For our purposes here, goodwill would be the reputation and name recognition of the business in the mind of consumers. It is important to note that employees who receive stock as part of an equity incentive plan are not considered owners of the company for the purposes of a non-compete provision.
Three Key Considerations for a Non-Compete Provision in California
Even when California law expressly permits a non-compete provision, certain requirements must be observed. Unfortunately, each requirement has room for interpretation based on the facts of the situation.
It is important to ensure there is sufficient consideration—typically a monetary payment—given for the ownership interest, assets or other rights being sold or given up; otherwise, the provision may be void. However, in the employment context, what is considered a sufficient or reasonable consideration will be evaluated on a case by case basis.
What constitutes reasonable duration has also not been established in California. The enforceable time period could be for several years, including up to the lifespan of the business, or as long as someone receives a benefit from the goodwill of the business. Of the three requirements, the duration is the least scrutinized and is generally deemed reasonable as agreed between the parties.
Reasonable Geographic Area
The geographic restriction must be limited to a discrete territory. Such territory may include:
- where the business was sold;
- where the business was transferred;
- where business was transacted; or
- where the business was dissolved.
As with the first requirement, what is deemed a reasonable geographic location is determined on a case by case basis. Here are two examples to illustrate the complexity of the geographic location requirement.
A company sells life insurance and mainly conducts its business in four counties, where it has offices; however, the company covers consumers throughout the state of California. The seller signs a non-compete agreement that identifies the entire state of California in the geographic restriction. The court found the geographic location enforceable.
In contrast, a buyer of a business required the seller to sign a non-compete agreement that prohibited the seller from soliciting any of the buyer’s employees or customers, including employees and customers unrelated to the business. The court found the provision too broad and unenforceable.
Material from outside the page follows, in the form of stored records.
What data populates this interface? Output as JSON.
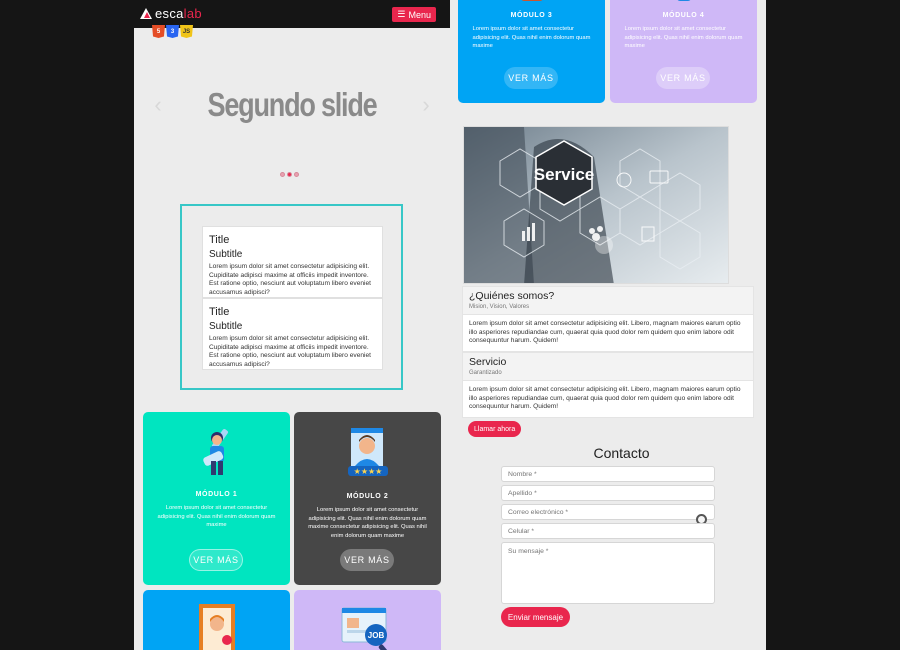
{
  "navbar": {
    "logo_prefix": "esca",
    "logo_highlight": "lab",
    "menu_label": "Menu",
    "badges": [
      "5",
      "3",
      "JS"
    ]
  },
  "carousel": {
    "slide_title": "Segundo slide",
    "dots": 3,
    "active_dot": 2
  },
  "cards": [
    {
      "title": "Title",
      "subtitle": "Subtitle",
      "text": "Lorem ipsum dolor sit amet consectetur adipisicing elit. Cupiditate adipisci maxime at officiis impedit inventore. Est ratione optio, nesciunt aut voluptatum libero eveniet accusamus adipisci?"
    },
    {
      "title": "Title",
      "subtitle": "Subtitle",
      "text": "Lorem ipsum dolor sit amet consectetur adipisicing elit. Cupiditate adipisci maxime at officiis impedit inventore. Est ratione optio, nesciunt aut voluptatum libero eveniet accusamus adipisci?"
    }
  ],
  "modules": {
    "m1": {
      "title": "MÓDULO 1",
      "text": "Lorem ipsum dolor sit amet consectetur adipisicing elit. Quas nihil enim dolorum quam maxime",
      "button": "VER MÁS"
    },
    "m2": {
      "title": "MÓDULO 2",
      "text": "Lorem ipsum dolor sit amet consectetur adipisicing elit. Quas nihil enim dolorum quam maxime consectetur adipisicing elit. Quas nihil enim dolorum quam maxime",
      "button": "VER MÁS"
    },
    "m3": {
      "title": "MÓDULO 3",
      "text": "Lorem ipsum dolor sit amet consectetur adipisicing elit. Quas nihil enim dolorum quam maxime",
      "button": "VER MÁS"
    },
    "m4": {
      "title": "MÓDULO 4",
      "text": "Lorem ipsum dolor sit amet consectetur adipisicing elit. Quas nihil enim dolorum quam maxime",
      "button": "VER MÁS"
    },
    "m6_label": "JOB"
  },
  "service_image": {
    "label": "Service"
  },
  "about": [
    {
      "heading": "¿Quiénes somos?",
      "subheading": "Mision, Vision, Valores",
      "text": "Lorem ipsum dolor sit amet consectetur adipisicing elit. Libero, magnam maiores earum optio illo asperiores repudiandae cum, quaerat quia quod dolor rem quidem quo enim labore odit consequuntur harum. Quidem!"
    },
    {
      "heading": "Servicio",
      "subheading": "Garantizado",
      "text": "Lorem ipsum dolor sit amet consectetur adipisicing elit. Libero, magnam maiores earum optio illo asperiores repudiandae cum, quaerat quia quod dolor rem quidem quo enim labore odit consequuntur harum. Quidem!"
    }
  ],
  "call_button": "Llamar ahora",
  "contact": {
    "title": "Contacto",
    "name_placeholder": "Nombre *",
    "surname_placeholder": "Apellido *",
    "email_placeholder": "Correo electrónico *",
    "phone_placeholder": "Celular *",
    "message_placeholder": "Su mensaje *",
    "send_button": "Enviar mensaje"
  },
  "colors": {
    "accent": "#e9264d",
    "teal": "#00e5c0",
    "dark": "#474747",
    "blue": "#00a4f4",
    "lavender": "#cfb8f7"
  }
}
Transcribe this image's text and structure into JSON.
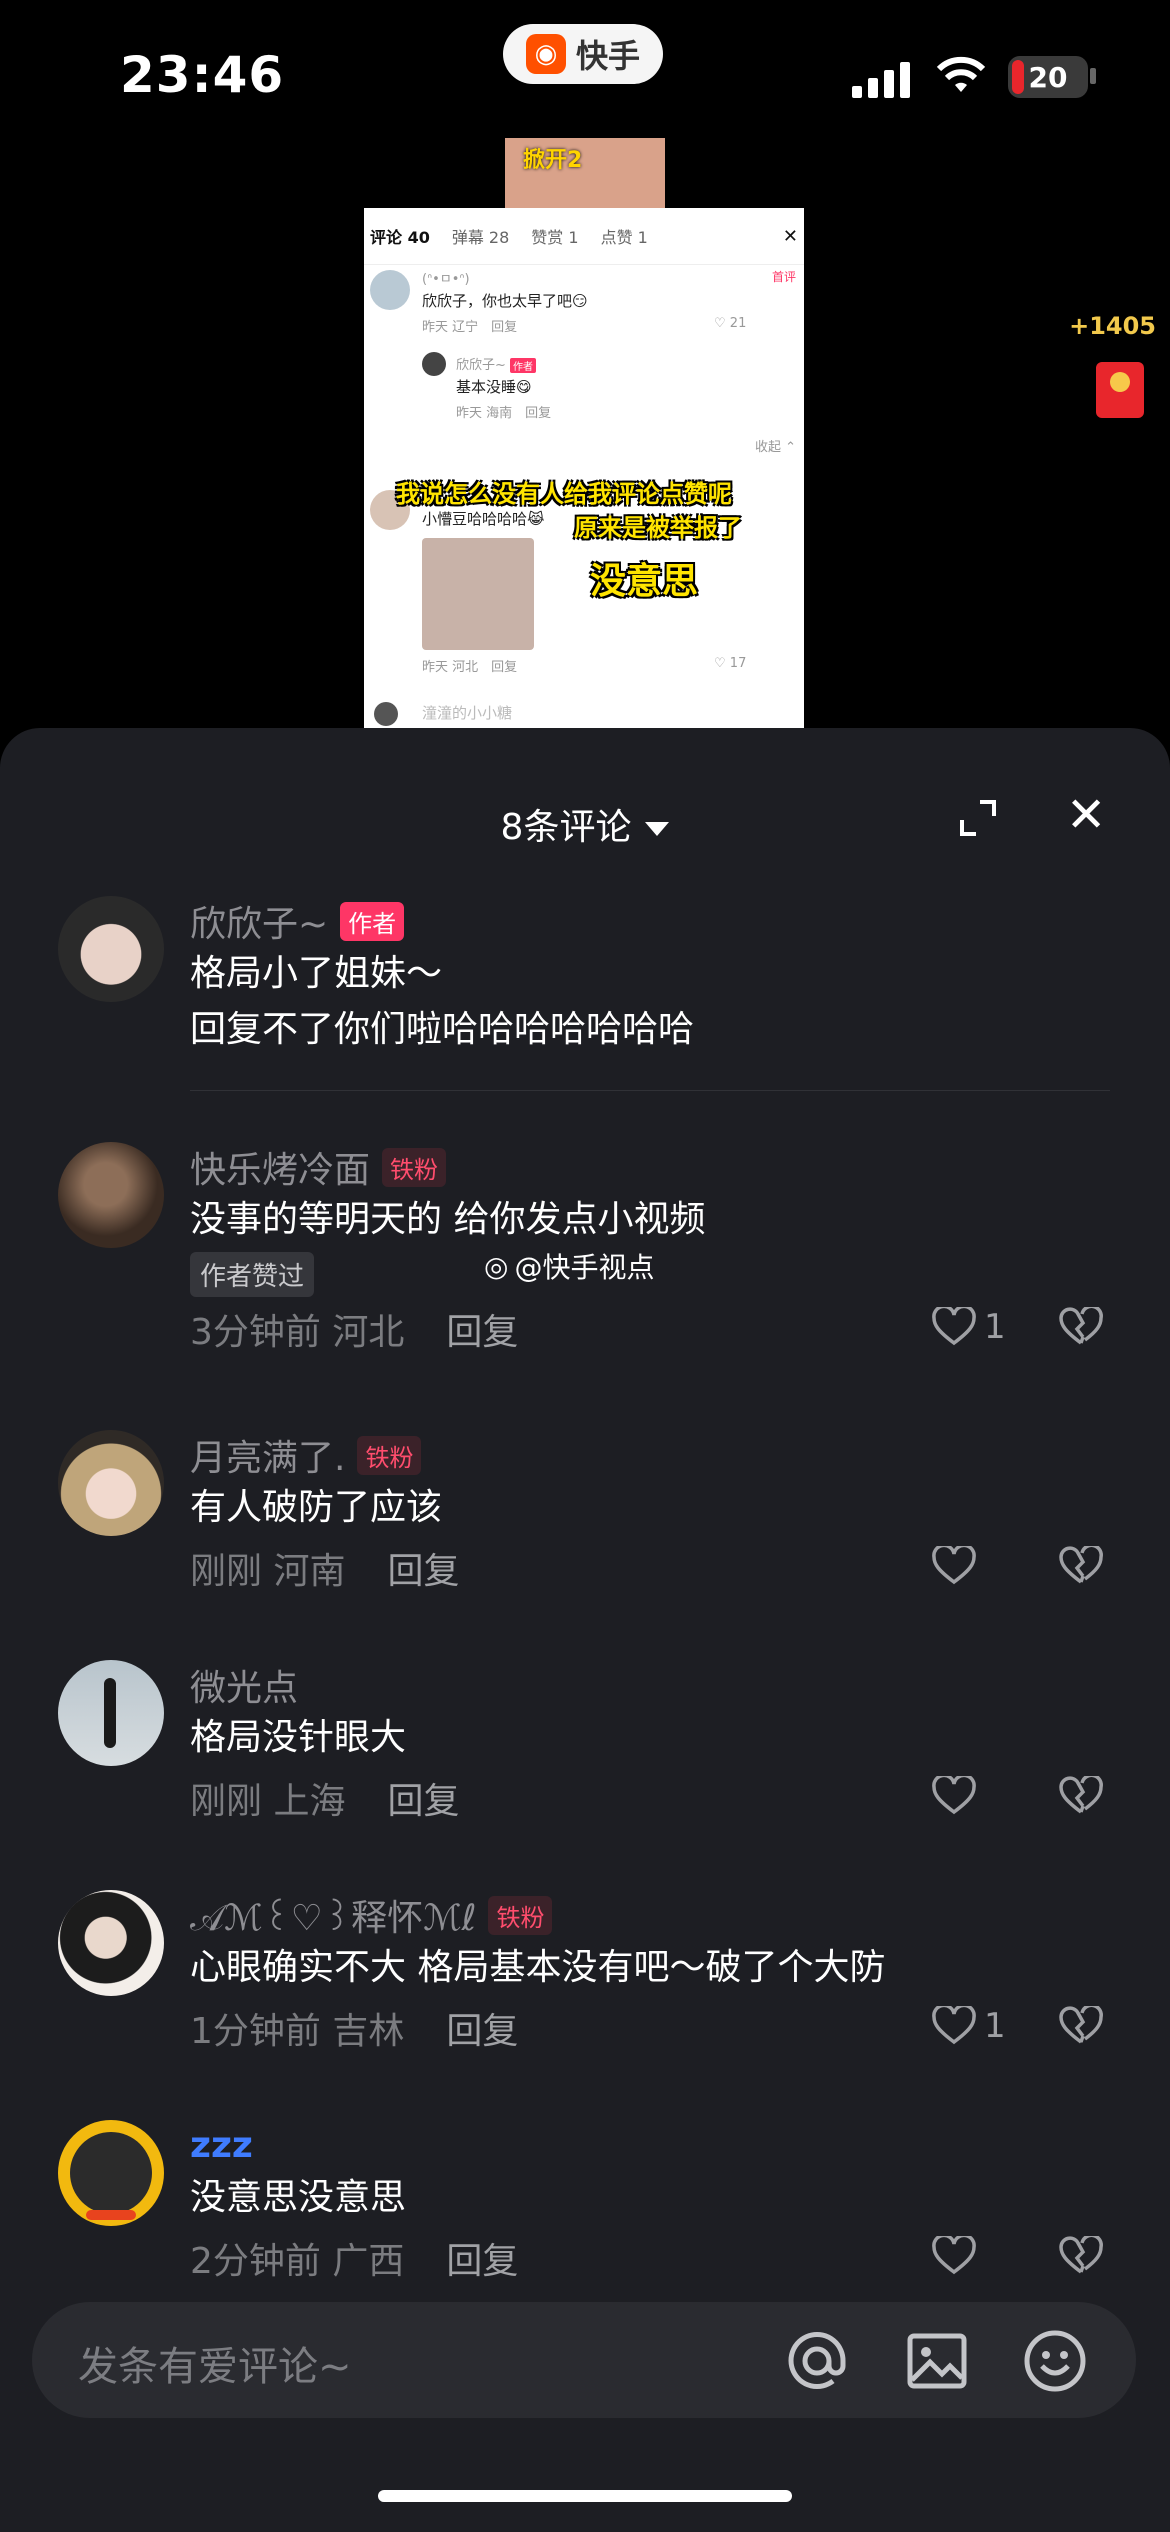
{
  "status_bar": {
    "time": "23:46",
    "app_name": "快手",
    "battery": "20"
  },
  "embed": {
    "thumb_text": "掀开2",
    "tabs": [
      "评论 40",
      "弹幕 28",
      "赞赏 1",
      "点赞 1"
    ],
    "c1": {
      "name": "(ᐢ•ㅁ•ᐢ)",
      "text": "欣欣子，你也太早了吧😏",
      "meta": "昨天 辽宁",
      "reply": "回复",
      "likes": "21",
      "tag": "首评"
    },
    "c2": {
      "name": "欣欣子~",
      "tag": "作者",
      "text": "基本没睡😋",
      "meta": "昨天 海南",
      "reply": "回复"
    },
    "collapse": "收起",
    "c3": {
      "text": "小懵豆哈哈哈哈😹",
      "meta": "昨天 河北",
      "reply": "回复",
      "likes": "17"
    },
    "overlay1": "我说怎么没有人给我评论点赞呢",
    "overlay2": "原来是被举报了",
    "overlay3": "没意思",
    "c4_name": "潼潼的小小糖"
  },
  "side": {
    "count": "+1405"
  },
  "panel": {
    "title": "8条评论",
    "comments": [
      {
        "name": "欣欣子~",
        "badge": "作者",
        "lines": [
          "格局小了姐妹～",
          "回复不了你们啦哈哈哈哈哈哈哈"
        ]
      },
      {
        "name": "快乐烤冷面",
        "badge": "铁粉",
        "lines": [
          "没事的等明天的 给你发点小视频"
        ],
        "extra": "作者赞过",
        "time": "3分钟前 河北",
        "reply": "回复",
        "likes": "1"
      },
      {
        "name": "月亮满了.",
        "badge": "铁粉",
        "lines": [
          "有人破防了应该"
        ],
        "time": "刚刚 河南",
        "reply": "回复",
        "likes": ""
      },
      {
        "name": "微光点",
        "lines": [
          "格局没针眼大"
        ],
        "time": "刚刚 上海",
        "reply": "回复",
        "likes": ""
      },
      {
        "name": "𝒜ℳ꒰♡꒱释怀ℳℓ",
        "badge": "铁粉",
        "lines": [
          "心眼确实不大 格局基本没有吧～破了个大防"
        ],
        "time": "1分钟前 吉林",
        "reply": "回复",
        "likes": "1"
      },
      {
        "name": "zzz",
        "lines": [
          "没意思没意思"
        ],
        "time": "2分钟前 广西",
        "reply": "回复",
        "likes": ""
      }
    ]
  },
  "watermark": "@快手视点",
  "input": {
    "placeholder": "发条有爱评论~"
  },
  "colors": {
    "panel_bg": "#1d1e23",
    "author_badge": "#fe3666",
    "fan_badge_text": "#ff4d6d"
  }
}
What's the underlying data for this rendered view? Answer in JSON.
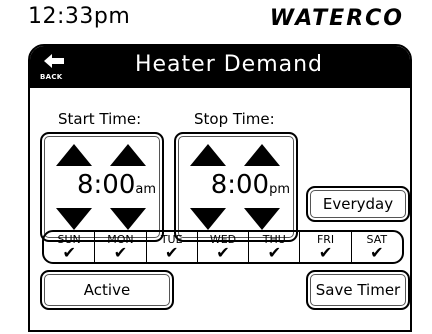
{
  "status": {
    "time": "12:33pm",
    "brand": "WATERCO"
  },
  "header": {
    "back_label": "BACK",
    "title": "Heater Demand"
  },
  "start": {
    "label": "Start Time:",
    "time": "8:00",
    "ampm": "am"
  },
  "stop": {
    "label": "Stop Time:",
    "time": "8:00",
    "ampm": "pm"
  },
  "buttons": {
    "everyday": "Everyday",
    "active": "Active",
    "save": "Save Timer"
  },
  "days": [
    {
      "name": "SUN",
      "check": "✔"
    },
    {
      "name": "MON",
      "check": "✔"
    },
    {
      "name": "TUE",
      "check": "✔"
    },
    {
      "name": "WED",
      "check": "✔"
    },
    {
      "name": "THU",
      "check": "✔"
    },
    {
      "name": "FRI",
      "check": "✔"
    },
    {
      "name": "SAT",
      "check": "✔"
    }
  ],
  "colors": {
    "foreground": "#000000",
    "background": "#ffffff"
  }
}
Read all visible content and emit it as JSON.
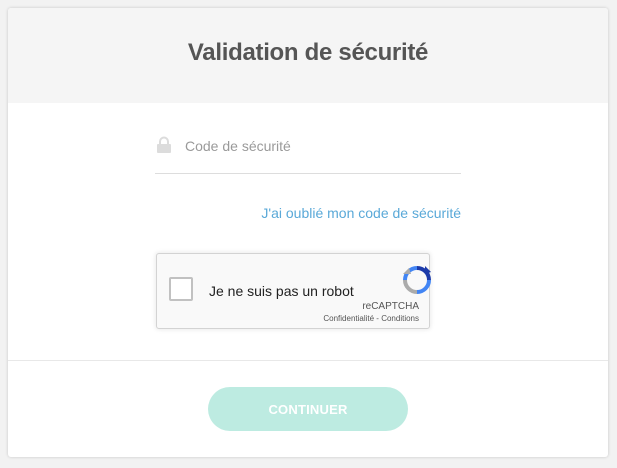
{
  "header": {
    "title": "Validation de sécurité"
  },
  "form": {
    "security_code": {
      "placeholder": "Code de sécurité",
      "value": "",
      "icon": "lock-icon"
    },
    "forgot_link": "J'ai oublié mon code de sécurité"
  },
  "recaptcha": {
    "label": "Je ne suis pas un robot",
    "brand": "reCAPTCHA",
    "privacy": "Confidentialité",
    "separator": " - ",
    "terms": "Conditions",
    "checked": false,
    "icon": "recaptcha-logo-icon"
  },
  "footer": {
    "continue_label": "CONTINUER"
  },
  "colors": {
    "background": "#f2f2f2",
    "header_bg": "#f5f5f5",
    "title": "#555555",
    "link": "#5aa9d8",
    "button_bg": "#bdebe1",
    "button_text": "#ffffff"
  }
}
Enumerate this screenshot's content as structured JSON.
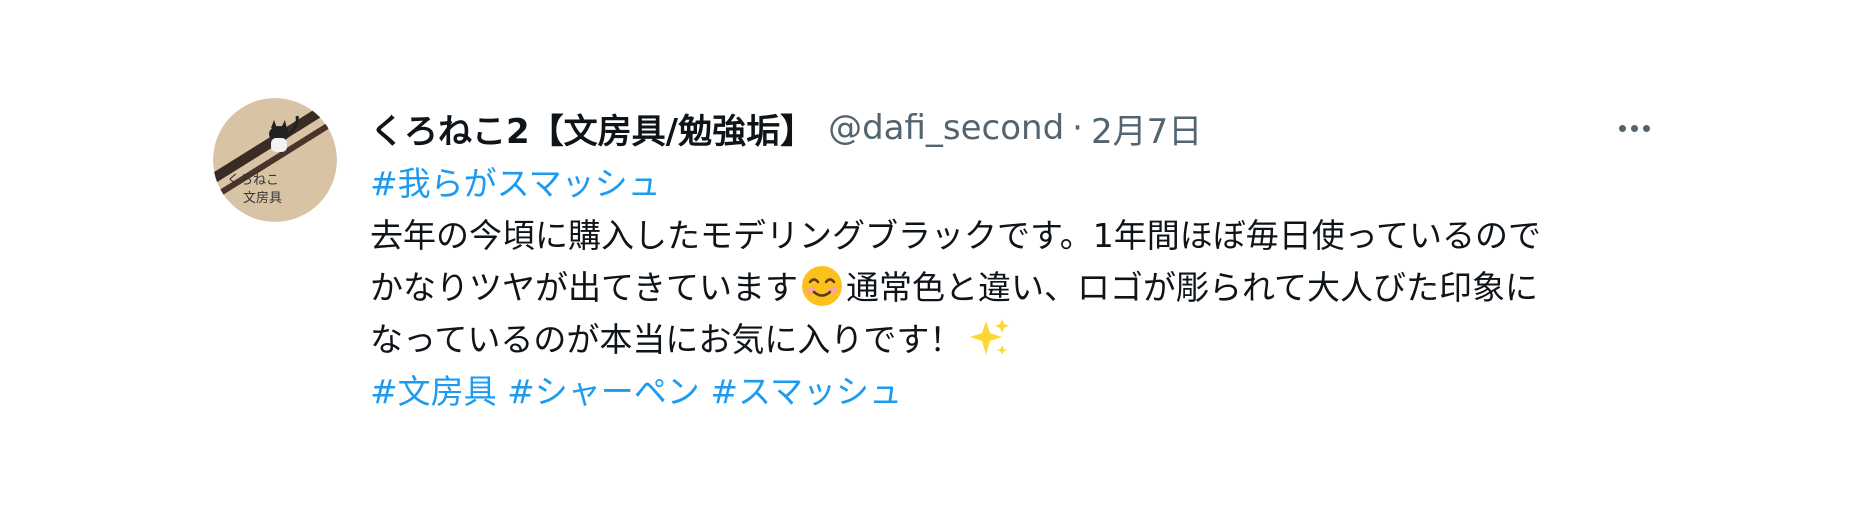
{
  "tweet": {
    "display_name": "くろねこ2【文房具/勉強垢】",
    "handle": "@dafi_second",
    "separator": "·",
    "date": "2月7日",
    "avatar_text_line1": "くろねこ",
    "avatar_text_line2": "文房具",
    "hashtag_top": "#我らがスマッシュ",
    "text_line1": "去年の今頃に購入したモデリングブラックです。1年間ほぼ毎日使っているので",
    "text_line2_a": "かなりツヤが出てきています",
    "text_line2_b": "通常色と違い、ロゴが彫られて大人びた印象に",
    "text_line3": "なっているのが本当にお気に入りです！",
    "hashtags_bottom": [
      "#文房具",
      "#シャーペン",
      "#スマッシュ"
    ],
    "emojis": [
      "smiling-face-icon",
      "sparkles-icon"
    ]
  },
  "colors": {
    "text": "#0f1419",
    "secondary": "#536471",
    "link": "#1d9bf0"
  }
}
Any business entity may take advantage of this narrow exception—whether a partnership, limited liability company or corporation—as regards the sale, transfer or termination of an ownership interest in the business. The key to an enforceable non-compete provision against the person selling the interest will be that the consideration paid is sufficient based on what is being sold, and that both the duration and geographic restrictions are reasonable when measured against the interest being sold and the reach of the business.